Let's quote:
A user could potentially reset their own password a few times in order to get some samples of the obfuscated Random output. It's probably computationally feasible to take the obfuscated output and work out the Random seed.
Thank you for noticing the attack I've described. It takes less than a day to run on an Atom 270.
The Crowd authentication layer should be responsible for preventing brute force attacks on login, thus there is no reason for this random password to be cryptographically secure
There is no reason for passwords to be insecure. If the intention is to disable login until the user clicks "reset password", the traditional way is to store an invalid password hash (in /etc/password this is "x" or "*"). Alternatively, 160 bits of /dev/urandom is probably "good enough".
If the crowd.properties file is not secure then you have bigger problems than guessing a user's password as you have total access to Crowd at that stage
The password is guessable from System.nanoTime() at which the XML backup was imported; on OSX this is actually gettimeofday() which has microsecond resolution. It seems unfeasible to prevent brute-force attacks on applications, so if I know the minute in which the XML backup was restored, I can hit the server with 60M requests and recover the Crowd password.
There is no reason for a "master password" to only have 48 bits of entropy.
... sets the token seed (really a salt) for use when producing Crowd SSO token values. The value is only accessible to Crowd administrators ...
You haven't said how secure it needs to be, so I'll assume that it would allow anyone to log in as anyone else.
The question is what else is hashed in the Crowd SSO token. My guess (I haven't looked at the code) is that it's used as MAC key, i.e. the user knows "user-visible data" and H(token seed, "user-visible data"). This lets the user brute-force the token seed. 48 bits is not secure.
As above, it is also guessable from System.nanoTime() at install time.

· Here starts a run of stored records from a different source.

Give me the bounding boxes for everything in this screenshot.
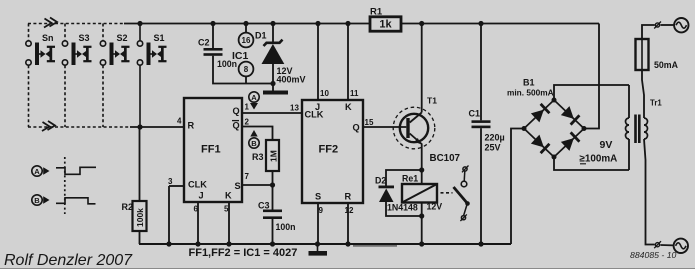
svg-text:R3: R3: [252, 152, 264, 162]
svg-text:4: 4: [177, 117, 182, 126]
svg-text:Re1: Re1: [402, 174, 418, 184]
svg-text:D1: D1: [255, 31, 267, 41]
svg-text:BC107: BC107: [430, 153, 461, 164]
svg-text:CLK: CLK: [188, 180, 207, 190]
svg-text:50mA: 50mA: [654, 60, 679, 70]
svg-text:Q: Q: [233, 121, 240, 131]
svg-text:10: 10: [320, 89, 329, 98]
svg-text:25V: 25V: [485, 143, 501, 153]
svg-text:15: 15: [365, 118, 374, 127]
svg-text:R1: R1: [370, 7, 383, 18]
svg-text:min. 500mA: min. 500mA: [507, 88, 554, 98]
svg-text:1M: 1M: [268, 150, 278, 162]
svg-text:A: A: [34, 167, 40, 176]
svg-text:3: 3: [168, 177, 173, 186]
svg-text:Q: Q: [233, 106, 240, 116]
svg-text:Sn: Sn: [42, 33, 54, 43]
svg-text:100n: 100n: [276, 222, 296, 232]
svg-text:7: 7: [245, 172, 250, 181]
svg-text:S2: S2: [117, 33, 128, 43]
svg-text:FF1,FF2 = IC1 = 4027: FF1,FF2 = IC1 = 4027: [189, 247, 298, 259]
svg-text:CLK: CLK: [305, 110, 324, 120]
svg-text:S: S: [315, 192, 321, 202]
svg-text:S1: S1: [154, 33, 165, 43]
svg-text:C2: C2: [198, 38, 210, 48]
svg-text:400mV: 400mV: [277, 75, 306, 85]
svg-text:B: B: [251, 139, 257, 148]
svg-text:9: 9: [319, 206, 324, 215]
svg-text:≥100mA: ≥100mA: [580, 154, 618, 165]
svg-text:C3: C3: [258, 201, 270, 211]
svg-text:Q: Q: [353, 123, 360, 133]
svg-text:12V: 12V: [427, 202, 443, 212]
svg-text:R: R: [188, 121, 195, 131]
svg-text:IC1: IC1: [232, 50, 249, 62]
svg-text:8: 8: [244, 65, 249, 74]
svg-text:16: 16: [242, 36, 251, 45]
svg-text:T1: T1: [427, 96, 437, 106]
svg-text:13: 13: [290, 104, 299, 113]
svg-text:1: 1: [245, 103, 250, 112]
svg-text:C1: C1: [469, 109, 481, 119]
svg-text:FF2: FF2: [319, 144, 339, 156]
svg-text:D2: D2: [375, 176, 386, 186]
svg-text:S: S: [235, 181, 241, 191]
svg-text:1N4148: 1N4148: [387, 203, 418, 213]
svg-text:K: K: [345, 102, 352, 112]
svg-text:B1: B1: [523, 78, 535, 88]
svg-text:Tr1: Tr1: [650, 99, 662, 108]
svg-text:9V: 9V: [600, 139, 613, 151]
svg-text:J: J: [199, 191, 204, 201]
svg-text:S3: S3: [79, 33, 90, 43]
svg-text:100k: 100k: [135, 208, 145, 227]
svg-text:220µ: 220µ: [485, 133, 505, 143]
svg-text:K: K: [225, 191, 232, 201]
svg-text:B: B: [34, 196, 40, 205]
svg-text:884085 - 10: 884085 - 10: [630, 250, 677, 260]
svg-text:12: 12: [345, 206, 354, 215]
svg-text:2: 2: [245, 118, 250, 127]
svg-text:R2: R2: [122, 202, 134, 212]
svg-text:11: 11: [350, 89, 359, 98]
svg-text:R: R: [345, 192, 352, 202]
svg-text:A: A: [251, 93, 257, 102]
svg-text:1k: 1k: [379, 19, 392, 31]
svg-text:FF1: FF1: [201, 144, 221, 156]
svg-text:Rolf Denzler 2007: Rolf Denzler 2007: [4, 252, 133, 269]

saml.Util: there is no need for cryptographically secure IDs. This requirement is specified in the SAML specs as referenced in the javadoc.
I didn't say it needed to be cryptographically secure. Let's quote SAML 2.0 Core §1.3.4: "In the case that a random or pseudorandom technique is employed, the probability of two randomly chosen identifiers being identical MUST be less than or equal to 2-128 and SHOULD be less than or equal to 2-160. This requirement MAY be met by encoding a randomly chosen value between 128 and 160 bits in length. The encoding must conform to the rules defining the xs:ID datatype. A pseudorandom generator MUST be seeded with unique material in order to ensure the desired uniqueness properties between different systems."
java.util.Random only has 48 bits of state. It cannot generate more than 248 outputs. You can expect a collision after about 224 (16.7 million is tiny!) outputs. It is seeded with System.nanoTime(), which is not guaranteed to be "unique" (Java 1.5 only tries to guarantee uniqueness within the same VM, i.e. if you write Random a = new Random(), b = new Random();, a and b should generate different values); it's probably feasible that different instances will be seeded with the same input.
There are no usages of RandomGenerator in Crowd. Without looking at actual usages in other products, it's hard to tell whether having a little less entropy breaks the implied security of the usage. If you do find something of concern then please raise a bug with the relevant product.
A "little less entropy" is not the problem; RandomGenerator has "password-generating" functions which generate guessable passwords. I'd remove it and see what builds broke; obviously you are in a better position to do this than I am.
As the new password reset flow will be appearing in 2.1 and not 2.0.5 as originally planned, I have updated our password generation to use SecureRandom.
I have also updated xs:ID generation to use SecureRandom.